Cette fête du travail est bel et bien le symbole culturel d’une France à la poursuite de son passé. La base sociale de notre population regrette sans doute ces temps de révolution, ceux où l’on arrachait de la justice sociale à la tyrannie des uns, et de l’égalitarisme à la dictature des autres. C’est plus la victoire des subis sur les nantis, que le véritable gain social induit, qui excite les foules.

Les syndicats savent tous que leur survie est conditionnée par une telle parade. Continuer à porter au front, le faible gain social obtenu ces dernières années, face à une société qui s’est enrichie dans l’excès, anime chez certains de nos concitoyens des raccourcis intellectuels qui nourrissent l’audience syndicale. Avec moins de 10% de syndiqués, on parle plus de 6%, la France parvient tout de même à provoquer les pires grèves d’Europe. Paradoxalement à la pensée établie, ce sont les pays les plus syndiqués comme la Norvège ou la Finlande avec un taux de syndicalisation supérieur à 95%, qui ont la parfaite maîtrise du dialogue social et donc d’un taux de grève historiquement faible.

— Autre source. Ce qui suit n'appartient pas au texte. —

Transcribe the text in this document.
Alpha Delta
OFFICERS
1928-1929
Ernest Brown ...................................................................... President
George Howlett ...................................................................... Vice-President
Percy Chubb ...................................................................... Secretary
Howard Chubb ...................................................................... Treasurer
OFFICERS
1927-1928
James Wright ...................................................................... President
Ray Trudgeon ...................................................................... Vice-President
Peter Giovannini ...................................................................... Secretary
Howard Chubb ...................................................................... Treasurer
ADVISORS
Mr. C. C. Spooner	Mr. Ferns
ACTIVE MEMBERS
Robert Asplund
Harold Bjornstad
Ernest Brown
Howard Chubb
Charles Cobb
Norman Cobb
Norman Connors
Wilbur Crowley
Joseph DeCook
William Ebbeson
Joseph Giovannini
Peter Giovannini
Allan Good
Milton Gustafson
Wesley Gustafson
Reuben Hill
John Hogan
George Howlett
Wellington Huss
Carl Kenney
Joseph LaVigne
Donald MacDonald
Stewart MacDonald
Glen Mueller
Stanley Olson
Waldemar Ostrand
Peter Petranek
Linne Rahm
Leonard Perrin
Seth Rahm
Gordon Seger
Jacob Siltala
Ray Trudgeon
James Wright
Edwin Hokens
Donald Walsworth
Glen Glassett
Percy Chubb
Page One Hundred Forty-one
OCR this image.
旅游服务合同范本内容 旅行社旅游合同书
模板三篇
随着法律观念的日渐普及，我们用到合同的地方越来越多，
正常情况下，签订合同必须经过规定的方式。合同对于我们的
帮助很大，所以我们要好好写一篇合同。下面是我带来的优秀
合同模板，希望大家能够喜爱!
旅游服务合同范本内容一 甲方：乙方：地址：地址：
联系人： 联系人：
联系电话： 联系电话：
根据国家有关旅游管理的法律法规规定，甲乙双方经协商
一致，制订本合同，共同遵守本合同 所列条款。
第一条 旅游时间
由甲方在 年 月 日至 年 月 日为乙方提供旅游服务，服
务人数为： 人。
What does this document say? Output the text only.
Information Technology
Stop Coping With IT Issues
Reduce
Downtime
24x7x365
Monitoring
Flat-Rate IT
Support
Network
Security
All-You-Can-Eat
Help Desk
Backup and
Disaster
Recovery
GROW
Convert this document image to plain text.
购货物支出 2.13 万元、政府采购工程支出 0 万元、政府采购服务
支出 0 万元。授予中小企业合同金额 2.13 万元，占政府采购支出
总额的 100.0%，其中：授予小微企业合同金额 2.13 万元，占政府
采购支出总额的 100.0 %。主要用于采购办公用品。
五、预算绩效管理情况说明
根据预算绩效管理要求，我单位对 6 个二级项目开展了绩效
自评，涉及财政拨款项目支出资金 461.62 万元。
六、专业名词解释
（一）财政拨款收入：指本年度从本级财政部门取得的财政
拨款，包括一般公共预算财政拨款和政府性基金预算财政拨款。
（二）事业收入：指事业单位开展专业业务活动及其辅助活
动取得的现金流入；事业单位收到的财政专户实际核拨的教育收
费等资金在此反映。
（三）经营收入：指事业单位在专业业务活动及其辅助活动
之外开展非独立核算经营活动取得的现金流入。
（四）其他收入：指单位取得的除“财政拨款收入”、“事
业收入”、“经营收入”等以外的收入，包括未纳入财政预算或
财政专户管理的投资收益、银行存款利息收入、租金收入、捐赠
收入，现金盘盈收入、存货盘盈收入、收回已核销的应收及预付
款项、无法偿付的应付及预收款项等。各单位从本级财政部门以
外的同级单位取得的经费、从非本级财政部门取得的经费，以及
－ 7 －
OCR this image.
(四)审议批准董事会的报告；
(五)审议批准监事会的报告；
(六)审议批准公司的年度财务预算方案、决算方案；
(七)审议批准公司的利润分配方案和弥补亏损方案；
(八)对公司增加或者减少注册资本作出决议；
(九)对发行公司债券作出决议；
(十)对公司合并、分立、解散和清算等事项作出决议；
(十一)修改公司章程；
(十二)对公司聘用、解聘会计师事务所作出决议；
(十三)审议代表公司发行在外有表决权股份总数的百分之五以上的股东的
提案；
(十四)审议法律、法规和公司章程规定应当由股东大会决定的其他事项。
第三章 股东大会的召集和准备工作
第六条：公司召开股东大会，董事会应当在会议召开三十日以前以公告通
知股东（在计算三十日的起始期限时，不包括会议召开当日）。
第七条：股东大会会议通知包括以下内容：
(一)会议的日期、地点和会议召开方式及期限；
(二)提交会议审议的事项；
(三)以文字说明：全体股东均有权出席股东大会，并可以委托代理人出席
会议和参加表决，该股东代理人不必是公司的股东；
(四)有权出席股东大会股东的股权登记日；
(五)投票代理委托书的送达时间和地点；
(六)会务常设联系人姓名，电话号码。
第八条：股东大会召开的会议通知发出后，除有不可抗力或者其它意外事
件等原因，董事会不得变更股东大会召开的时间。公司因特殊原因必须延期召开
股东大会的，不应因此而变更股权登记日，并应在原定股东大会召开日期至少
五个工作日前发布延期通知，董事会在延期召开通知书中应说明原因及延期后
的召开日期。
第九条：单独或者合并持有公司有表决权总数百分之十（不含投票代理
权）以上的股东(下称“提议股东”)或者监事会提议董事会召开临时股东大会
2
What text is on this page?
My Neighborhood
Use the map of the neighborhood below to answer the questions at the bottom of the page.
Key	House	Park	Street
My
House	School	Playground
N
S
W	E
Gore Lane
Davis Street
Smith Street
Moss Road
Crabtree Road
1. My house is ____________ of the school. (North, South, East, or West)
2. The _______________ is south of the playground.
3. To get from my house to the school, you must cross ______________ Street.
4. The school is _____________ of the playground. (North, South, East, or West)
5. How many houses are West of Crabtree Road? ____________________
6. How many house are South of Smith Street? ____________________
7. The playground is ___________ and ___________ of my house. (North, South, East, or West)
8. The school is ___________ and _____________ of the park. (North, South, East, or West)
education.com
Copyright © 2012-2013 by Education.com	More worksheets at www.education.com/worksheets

Et la Polynésie française dans tout cela ?

Depuis les terribles dérapages de 1987 et de 1995, les syndicats ménagent leur troupe pour éviter de revivre de tels drames. Les manifestations sont très silencieuses, peu de revendications révolutionnaires, une simple négociation à la présidence suffit à calmer les colères, et par la même occasion à faire flamber le SMIG.
Mais cette fête du travail du 1er mai doit être aussi penser comme la synthèse de ce qu’est notre société du travail, jeune et fragile.

A l’heure actuelle, nous sommes seulement près de 69 000 personnes à être déclarer comme “cotisants” auprès de la CPS. c’est-à-dire que nous sommes à peine un peu plus du quart de la population à travailler ! La démographie du pays est sans doute à notre avantage, tant que nos jeunes de moins de 25 ans (50% de la population) disposent des outils nécessaires à l’éducation de leur parcours. Cette certitude, nous ne l’avons malheureusement pas.

En tant qu’étudiant, j’atteste que les moyens dont nous disposons pour former notre jeunesse sont à la fois insuffisants et pas assez encadrés. Les plus courageux partiront à l’étranger, les plus curieux bûcheront à l’université de la Polynésie française, et les plus fragiles seront des rejetés du système à qui le SEFI devra trouver des jobs introuvables. D’ailleurs à ce propos, le SEFI mériterait un audit pour connaître son action dans l’insertion professionnelle et la formation. À l’instar de Pôle Emploi en France, le SEFI est sans doute le dernier filet social pour certains, mais dispose à l’heure actuelle de moyens inadaptés pour couvrir ce type de demande.

Le nombre de chômeurs dont la statistique officielle est de 13% reste la plus faible de tout l’Outre-mer. Ce mérite nous le devons uniquement à notre démographie favorable, et nous nous reposons malheureusement trop sur cet avantage pour vanter les mérites d’une politique sociale qui en réalité n’existe pas.
Je ne suis pas du tout favorable à l’installation de minimas sociaux dont les résultats désastreux se constatent chaque jour en France, mais pour préparer notre système social aux mutations sociétales que nous imposera notre avenir.
Pensons donc à nous libérer de ce type de contrainte aujourd’hui pour éviter demain, d’en subir la démultiplication qui sera à ce moment précis irréversible. Le levier smicard ne fera qu’accentuer le progrès de cette précarité silencieuse.